Было уже почти два ночи, когда Гурьев подъехал к дому. Заведя в сарай мотоцикл, он, по извечной привычке, проверил периметр. Из Дашиного окошка сквозь ставни пробивался свет, и это его не порадовало. Он осторожно вошёл в дом – впрочем, не бесшумно, чтобы не пугать «стражу». Шульгин, выглянув из его комнаты и убедившись, что всё в порядке и все свои, нырнул обратно.
Зато девушка осталась, и выражение её лица ничего хорошего не предвещало.

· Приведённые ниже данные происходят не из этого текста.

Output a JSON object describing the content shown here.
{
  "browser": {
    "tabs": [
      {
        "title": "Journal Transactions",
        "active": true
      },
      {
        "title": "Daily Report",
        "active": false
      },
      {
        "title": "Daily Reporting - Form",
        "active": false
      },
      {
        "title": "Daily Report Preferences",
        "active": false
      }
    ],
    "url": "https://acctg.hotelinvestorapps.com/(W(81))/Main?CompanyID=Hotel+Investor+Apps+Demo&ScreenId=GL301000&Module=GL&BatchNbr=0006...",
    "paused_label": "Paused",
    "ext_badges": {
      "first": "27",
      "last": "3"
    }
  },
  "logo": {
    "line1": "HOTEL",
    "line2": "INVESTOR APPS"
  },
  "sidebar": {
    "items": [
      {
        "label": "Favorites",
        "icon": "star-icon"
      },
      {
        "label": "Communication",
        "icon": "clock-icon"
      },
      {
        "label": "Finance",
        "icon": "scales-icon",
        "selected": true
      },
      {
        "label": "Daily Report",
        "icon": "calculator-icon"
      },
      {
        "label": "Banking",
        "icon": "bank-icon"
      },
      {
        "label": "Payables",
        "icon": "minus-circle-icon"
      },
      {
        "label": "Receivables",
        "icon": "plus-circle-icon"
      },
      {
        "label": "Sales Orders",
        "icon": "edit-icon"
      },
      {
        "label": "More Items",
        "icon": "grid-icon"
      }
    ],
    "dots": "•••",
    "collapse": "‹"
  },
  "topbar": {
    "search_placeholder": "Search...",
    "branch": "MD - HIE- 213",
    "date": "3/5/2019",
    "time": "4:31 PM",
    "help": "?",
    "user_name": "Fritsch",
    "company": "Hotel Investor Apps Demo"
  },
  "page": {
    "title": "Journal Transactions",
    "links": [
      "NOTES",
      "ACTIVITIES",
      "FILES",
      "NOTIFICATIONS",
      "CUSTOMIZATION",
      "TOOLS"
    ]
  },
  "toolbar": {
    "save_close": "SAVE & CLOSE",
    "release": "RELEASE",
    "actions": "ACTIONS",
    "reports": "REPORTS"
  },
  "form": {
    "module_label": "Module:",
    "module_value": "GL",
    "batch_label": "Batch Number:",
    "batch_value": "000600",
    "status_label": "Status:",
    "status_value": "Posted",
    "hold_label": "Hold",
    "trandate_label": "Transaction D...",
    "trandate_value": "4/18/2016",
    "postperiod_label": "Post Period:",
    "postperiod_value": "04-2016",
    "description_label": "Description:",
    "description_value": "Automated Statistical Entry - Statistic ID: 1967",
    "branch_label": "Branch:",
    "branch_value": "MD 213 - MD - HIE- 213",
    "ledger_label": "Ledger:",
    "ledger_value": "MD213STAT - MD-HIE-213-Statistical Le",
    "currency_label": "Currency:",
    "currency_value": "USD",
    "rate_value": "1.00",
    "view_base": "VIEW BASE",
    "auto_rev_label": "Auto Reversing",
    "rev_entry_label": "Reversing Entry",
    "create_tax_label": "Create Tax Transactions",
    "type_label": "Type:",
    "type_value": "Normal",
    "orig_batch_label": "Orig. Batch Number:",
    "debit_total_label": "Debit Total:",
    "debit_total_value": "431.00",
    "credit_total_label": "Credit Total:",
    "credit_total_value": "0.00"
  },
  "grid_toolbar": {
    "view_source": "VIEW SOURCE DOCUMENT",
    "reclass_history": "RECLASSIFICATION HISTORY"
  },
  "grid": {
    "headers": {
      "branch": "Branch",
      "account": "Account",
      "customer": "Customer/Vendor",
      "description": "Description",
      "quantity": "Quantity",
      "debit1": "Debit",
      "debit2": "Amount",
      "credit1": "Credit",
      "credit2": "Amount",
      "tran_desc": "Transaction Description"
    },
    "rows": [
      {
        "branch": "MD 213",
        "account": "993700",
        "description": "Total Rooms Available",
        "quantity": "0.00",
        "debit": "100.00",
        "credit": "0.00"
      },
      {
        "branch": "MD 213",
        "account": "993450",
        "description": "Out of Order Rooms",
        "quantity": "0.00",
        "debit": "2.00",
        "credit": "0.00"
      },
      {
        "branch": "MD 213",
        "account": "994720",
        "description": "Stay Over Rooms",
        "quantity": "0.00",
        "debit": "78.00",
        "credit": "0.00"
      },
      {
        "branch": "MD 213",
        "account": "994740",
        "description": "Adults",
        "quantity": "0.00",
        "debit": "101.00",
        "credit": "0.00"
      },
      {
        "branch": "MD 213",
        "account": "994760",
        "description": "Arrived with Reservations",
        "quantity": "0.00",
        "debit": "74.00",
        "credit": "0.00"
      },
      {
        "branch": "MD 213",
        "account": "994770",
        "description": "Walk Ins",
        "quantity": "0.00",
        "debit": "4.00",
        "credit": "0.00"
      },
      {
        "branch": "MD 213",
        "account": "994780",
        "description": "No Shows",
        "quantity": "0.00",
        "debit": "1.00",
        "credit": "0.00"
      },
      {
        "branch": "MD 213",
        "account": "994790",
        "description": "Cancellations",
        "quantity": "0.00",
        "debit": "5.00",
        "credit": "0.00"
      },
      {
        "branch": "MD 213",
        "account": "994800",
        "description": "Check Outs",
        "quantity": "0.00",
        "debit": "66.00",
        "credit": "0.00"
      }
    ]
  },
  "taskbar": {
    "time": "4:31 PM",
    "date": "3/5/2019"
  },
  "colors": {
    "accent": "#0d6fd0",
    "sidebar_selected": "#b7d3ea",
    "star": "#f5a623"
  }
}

— Где ты был?! Я чуть с ума от беспокойства не сошла. И Нина Петровна… А Денис Андреевич не говорит. И Алексей Порфирьевич молчит. Почему?!
— Потому что есть дела, о которых никому не положено знать, дивушко. Никому совсем. А случиться со мной не может ничего. Ничего – тоже совсем. Так что волноваться – не надо этого. Не надо.
— Я знаю эти дела, — тихо произнесла Даша, и ноздри её затрепетали, а глаза наполнились слезами и потемнели от гнева. — Это Танькины духи. Вот и все дела. Ты не можешь без этого, да? Никак?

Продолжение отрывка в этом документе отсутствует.